LONDON — The next time Serena Williams and Maria Sharapova meet, it will likely be on a tennis court, with a net separating them — maybe even at Wimbledon, in the final, on the first Saturday in July.
"I think it's great for women's tennis when we play each other," Williams said.
Until then, fans and non-fans alike can keep picking apart the unexpected trade of verbal jousts between two of the sport's biggest stars — a back-and-forth that has turned the lead-up to Wimbledon into something much more than simple tennis talk.
The latest chapter came on the eve of the tournament, which starts Monday. Trying to set aside a number of awkward outcomes from a Rolling Stone profile of her posted online last week, Williams used her pre-tournament news conference Sunday to express her apologies.
— For comments that put both her and Sharapova's love lives on center stage.
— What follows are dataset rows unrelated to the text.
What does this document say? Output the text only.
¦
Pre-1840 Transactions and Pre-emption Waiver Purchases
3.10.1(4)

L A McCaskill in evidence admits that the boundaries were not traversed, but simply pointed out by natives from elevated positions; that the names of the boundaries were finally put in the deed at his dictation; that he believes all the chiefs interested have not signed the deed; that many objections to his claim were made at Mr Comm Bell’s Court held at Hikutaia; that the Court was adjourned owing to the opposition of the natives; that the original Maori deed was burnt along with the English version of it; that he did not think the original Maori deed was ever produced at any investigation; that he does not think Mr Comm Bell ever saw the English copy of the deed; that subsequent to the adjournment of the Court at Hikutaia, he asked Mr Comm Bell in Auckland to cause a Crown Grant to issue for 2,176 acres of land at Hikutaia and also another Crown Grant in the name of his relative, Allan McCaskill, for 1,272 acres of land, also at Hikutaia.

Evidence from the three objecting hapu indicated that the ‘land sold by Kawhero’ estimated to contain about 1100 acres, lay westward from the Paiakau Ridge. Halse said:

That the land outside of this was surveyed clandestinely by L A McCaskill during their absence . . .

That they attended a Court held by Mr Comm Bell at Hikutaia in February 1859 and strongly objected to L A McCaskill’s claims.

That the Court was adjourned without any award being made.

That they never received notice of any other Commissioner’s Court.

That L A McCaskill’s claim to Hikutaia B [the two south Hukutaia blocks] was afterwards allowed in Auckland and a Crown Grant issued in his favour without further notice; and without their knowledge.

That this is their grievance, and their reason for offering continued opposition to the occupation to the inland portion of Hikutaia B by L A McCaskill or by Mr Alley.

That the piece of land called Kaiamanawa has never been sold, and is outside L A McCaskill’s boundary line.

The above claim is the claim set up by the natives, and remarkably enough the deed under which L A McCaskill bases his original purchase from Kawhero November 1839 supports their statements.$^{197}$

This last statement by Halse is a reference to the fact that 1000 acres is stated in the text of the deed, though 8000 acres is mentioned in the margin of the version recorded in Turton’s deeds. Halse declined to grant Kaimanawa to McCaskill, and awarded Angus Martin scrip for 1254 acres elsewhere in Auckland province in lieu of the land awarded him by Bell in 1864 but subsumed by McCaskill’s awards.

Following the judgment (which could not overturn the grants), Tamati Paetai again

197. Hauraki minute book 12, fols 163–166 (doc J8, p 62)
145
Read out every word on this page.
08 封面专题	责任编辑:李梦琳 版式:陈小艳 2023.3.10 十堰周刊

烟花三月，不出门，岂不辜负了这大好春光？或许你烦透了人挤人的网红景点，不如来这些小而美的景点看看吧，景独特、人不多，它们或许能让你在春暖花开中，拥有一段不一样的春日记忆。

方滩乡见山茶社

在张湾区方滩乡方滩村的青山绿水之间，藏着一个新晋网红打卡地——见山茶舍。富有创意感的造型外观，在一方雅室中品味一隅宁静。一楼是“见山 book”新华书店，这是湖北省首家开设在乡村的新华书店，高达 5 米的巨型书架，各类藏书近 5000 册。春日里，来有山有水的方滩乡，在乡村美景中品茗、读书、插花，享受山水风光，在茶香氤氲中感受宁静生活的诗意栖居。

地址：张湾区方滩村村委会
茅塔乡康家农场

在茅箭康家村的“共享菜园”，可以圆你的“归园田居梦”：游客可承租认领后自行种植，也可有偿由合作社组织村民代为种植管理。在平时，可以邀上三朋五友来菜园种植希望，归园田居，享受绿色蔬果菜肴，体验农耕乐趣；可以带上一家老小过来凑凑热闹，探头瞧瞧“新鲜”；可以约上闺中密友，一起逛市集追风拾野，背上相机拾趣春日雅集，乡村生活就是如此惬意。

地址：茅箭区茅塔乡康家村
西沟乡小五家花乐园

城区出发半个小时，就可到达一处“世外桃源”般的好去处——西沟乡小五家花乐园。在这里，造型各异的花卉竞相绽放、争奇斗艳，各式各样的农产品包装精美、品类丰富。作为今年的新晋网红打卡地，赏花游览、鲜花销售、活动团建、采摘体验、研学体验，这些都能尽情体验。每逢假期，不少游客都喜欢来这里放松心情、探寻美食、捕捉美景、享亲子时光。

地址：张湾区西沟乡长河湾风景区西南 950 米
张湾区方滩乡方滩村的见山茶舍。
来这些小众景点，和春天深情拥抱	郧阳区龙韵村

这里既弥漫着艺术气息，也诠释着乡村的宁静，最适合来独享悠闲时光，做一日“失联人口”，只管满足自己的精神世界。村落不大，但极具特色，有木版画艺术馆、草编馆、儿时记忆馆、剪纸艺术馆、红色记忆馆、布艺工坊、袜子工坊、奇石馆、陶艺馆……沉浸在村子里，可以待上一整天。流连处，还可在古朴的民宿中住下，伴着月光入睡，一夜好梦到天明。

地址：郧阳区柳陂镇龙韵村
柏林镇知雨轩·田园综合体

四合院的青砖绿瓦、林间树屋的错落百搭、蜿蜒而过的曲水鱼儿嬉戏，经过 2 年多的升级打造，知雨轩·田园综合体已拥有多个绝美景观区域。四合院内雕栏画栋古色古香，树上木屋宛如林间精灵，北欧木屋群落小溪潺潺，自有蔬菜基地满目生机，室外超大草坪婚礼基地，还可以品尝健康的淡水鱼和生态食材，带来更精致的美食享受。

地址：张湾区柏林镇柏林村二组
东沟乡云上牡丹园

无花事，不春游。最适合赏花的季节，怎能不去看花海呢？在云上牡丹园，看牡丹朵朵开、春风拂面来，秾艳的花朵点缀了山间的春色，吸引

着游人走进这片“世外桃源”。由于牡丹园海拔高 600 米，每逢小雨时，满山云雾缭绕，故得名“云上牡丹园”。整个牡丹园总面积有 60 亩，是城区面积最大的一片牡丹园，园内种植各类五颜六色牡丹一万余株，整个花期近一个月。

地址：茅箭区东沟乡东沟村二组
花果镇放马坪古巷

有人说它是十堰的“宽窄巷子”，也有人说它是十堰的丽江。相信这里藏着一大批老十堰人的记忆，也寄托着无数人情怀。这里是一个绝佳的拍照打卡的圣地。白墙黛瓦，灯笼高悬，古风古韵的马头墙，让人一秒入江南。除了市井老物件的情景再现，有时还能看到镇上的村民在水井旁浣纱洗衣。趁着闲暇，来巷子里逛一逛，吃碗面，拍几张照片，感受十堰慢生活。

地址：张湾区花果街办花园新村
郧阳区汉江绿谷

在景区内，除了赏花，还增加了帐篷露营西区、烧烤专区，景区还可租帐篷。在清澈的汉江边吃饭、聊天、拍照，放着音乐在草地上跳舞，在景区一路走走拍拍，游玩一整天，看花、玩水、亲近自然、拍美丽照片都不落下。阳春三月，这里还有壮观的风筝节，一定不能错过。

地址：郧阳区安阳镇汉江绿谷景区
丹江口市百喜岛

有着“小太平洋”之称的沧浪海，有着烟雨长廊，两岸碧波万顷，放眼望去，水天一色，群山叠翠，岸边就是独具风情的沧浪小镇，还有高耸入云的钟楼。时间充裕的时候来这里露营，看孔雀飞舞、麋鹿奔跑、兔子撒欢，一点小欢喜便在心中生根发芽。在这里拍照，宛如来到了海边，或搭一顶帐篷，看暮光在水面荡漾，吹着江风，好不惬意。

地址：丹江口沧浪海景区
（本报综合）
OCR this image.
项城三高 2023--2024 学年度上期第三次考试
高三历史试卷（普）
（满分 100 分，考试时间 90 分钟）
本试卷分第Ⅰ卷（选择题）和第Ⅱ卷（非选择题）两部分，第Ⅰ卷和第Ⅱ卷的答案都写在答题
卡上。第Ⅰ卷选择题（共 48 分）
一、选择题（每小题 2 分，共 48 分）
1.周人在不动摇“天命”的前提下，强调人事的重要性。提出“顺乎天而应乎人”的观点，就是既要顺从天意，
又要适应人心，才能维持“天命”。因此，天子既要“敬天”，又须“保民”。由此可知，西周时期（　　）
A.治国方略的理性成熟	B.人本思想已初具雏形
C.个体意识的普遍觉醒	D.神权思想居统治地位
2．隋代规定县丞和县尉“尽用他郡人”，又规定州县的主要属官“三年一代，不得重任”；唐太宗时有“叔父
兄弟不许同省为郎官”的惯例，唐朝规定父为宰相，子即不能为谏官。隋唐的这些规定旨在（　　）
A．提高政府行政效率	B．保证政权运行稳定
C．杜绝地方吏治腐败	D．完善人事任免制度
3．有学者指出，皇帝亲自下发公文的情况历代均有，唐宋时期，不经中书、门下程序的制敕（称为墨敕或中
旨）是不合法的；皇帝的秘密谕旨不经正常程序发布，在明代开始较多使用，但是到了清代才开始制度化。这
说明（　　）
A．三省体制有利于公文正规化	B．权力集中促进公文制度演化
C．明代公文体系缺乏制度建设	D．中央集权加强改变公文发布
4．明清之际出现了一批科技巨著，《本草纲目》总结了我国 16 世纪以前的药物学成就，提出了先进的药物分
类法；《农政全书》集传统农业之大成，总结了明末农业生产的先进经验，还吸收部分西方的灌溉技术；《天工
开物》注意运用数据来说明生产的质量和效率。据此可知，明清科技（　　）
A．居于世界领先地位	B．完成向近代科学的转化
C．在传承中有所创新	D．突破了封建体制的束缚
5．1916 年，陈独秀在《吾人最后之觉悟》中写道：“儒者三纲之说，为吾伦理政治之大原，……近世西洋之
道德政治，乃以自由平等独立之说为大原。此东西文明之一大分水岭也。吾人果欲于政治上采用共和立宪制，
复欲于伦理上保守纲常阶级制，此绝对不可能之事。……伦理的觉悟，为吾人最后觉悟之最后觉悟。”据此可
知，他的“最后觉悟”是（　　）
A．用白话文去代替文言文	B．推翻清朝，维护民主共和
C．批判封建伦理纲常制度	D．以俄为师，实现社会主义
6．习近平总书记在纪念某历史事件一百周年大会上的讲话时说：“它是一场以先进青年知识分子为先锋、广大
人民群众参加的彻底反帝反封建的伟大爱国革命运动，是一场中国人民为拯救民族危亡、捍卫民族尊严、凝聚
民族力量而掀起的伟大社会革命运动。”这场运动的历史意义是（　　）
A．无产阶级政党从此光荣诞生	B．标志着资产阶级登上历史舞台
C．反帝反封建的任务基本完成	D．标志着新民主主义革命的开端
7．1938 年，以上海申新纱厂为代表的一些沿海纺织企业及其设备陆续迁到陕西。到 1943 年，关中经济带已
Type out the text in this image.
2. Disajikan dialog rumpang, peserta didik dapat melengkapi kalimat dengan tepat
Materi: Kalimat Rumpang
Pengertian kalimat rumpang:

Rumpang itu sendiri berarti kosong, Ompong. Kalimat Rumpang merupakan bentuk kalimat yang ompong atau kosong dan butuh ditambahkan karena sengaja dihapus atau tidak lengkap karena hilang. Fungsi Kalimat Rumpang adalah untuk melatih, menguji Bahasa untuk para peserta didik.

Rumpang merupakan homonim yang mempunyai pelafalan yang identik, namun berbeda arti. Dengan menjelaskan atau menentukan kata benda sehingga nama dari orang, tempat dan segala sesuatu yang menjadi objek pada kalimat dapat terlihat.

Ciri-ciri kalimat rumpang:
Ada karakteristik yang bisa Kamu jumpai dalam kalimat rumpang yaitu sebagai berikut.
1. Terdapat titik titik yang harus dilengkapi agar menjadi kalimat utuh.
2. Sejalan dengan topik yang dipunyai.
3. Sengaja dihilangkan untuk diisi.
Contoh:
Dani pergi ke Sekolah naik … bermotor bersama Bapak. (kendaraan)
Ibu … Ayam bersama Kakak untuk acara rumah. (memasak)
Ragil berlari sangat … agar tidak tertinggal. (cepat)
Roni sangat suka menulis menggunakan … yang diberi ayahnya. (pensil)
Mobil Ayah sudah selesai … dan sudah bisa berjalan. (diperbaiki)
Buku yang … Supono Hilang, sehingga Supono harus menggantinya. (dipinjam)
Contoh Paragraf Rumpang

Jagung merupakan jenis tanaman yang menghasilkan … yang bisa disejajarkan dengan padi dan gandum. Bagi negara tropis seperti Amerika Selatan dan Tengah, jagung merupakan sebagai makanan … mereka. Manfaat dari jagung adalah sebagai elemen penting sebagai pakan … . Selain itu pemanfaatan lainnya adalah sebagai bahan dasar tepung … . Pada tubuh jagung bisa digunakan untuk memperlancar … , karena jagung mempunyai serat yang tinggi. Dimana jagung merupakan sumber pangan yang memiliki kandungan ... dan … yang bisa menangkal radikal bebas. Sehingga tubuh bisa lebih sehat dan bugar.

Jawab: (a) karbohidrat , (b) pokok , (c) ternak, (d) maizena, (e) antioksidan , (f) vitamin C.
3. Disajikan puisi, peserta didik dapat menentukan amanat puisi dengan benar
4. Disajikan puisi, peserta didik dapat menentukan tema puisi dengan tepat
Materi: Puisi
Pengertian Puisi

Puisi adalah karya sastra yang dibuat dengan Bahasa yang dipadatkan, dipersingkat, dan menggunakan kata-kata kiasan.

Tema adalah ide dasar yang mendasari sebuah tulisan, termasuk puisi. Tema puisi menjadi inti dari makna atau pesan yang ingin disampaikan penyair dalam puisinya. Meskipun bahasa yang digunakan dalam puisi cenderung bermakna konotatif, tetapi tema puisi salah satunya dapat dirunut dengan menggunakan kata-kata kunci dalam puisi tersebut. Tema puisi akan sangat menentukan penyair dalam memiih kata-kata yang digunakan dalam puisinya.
— For remarks she made about the 16-year-old victim in the Steubenville, Ohio, rape case.
— And, it seemed, every bit as much for letting the author of that story into her private world, thus turning the buildup to Wimbledon into a festival of dirty laundry that has the headline writers for the London tabloids drooling. ("This time it's personal" and "I'm sorry, Maria!" were among the lines used.)
"It definitely hasn't been easy," the No. 1-ranked Williams said about the stir created by the magazine's profile. "And I feel like I really wanted to say: I apologize for everything that was said in that article."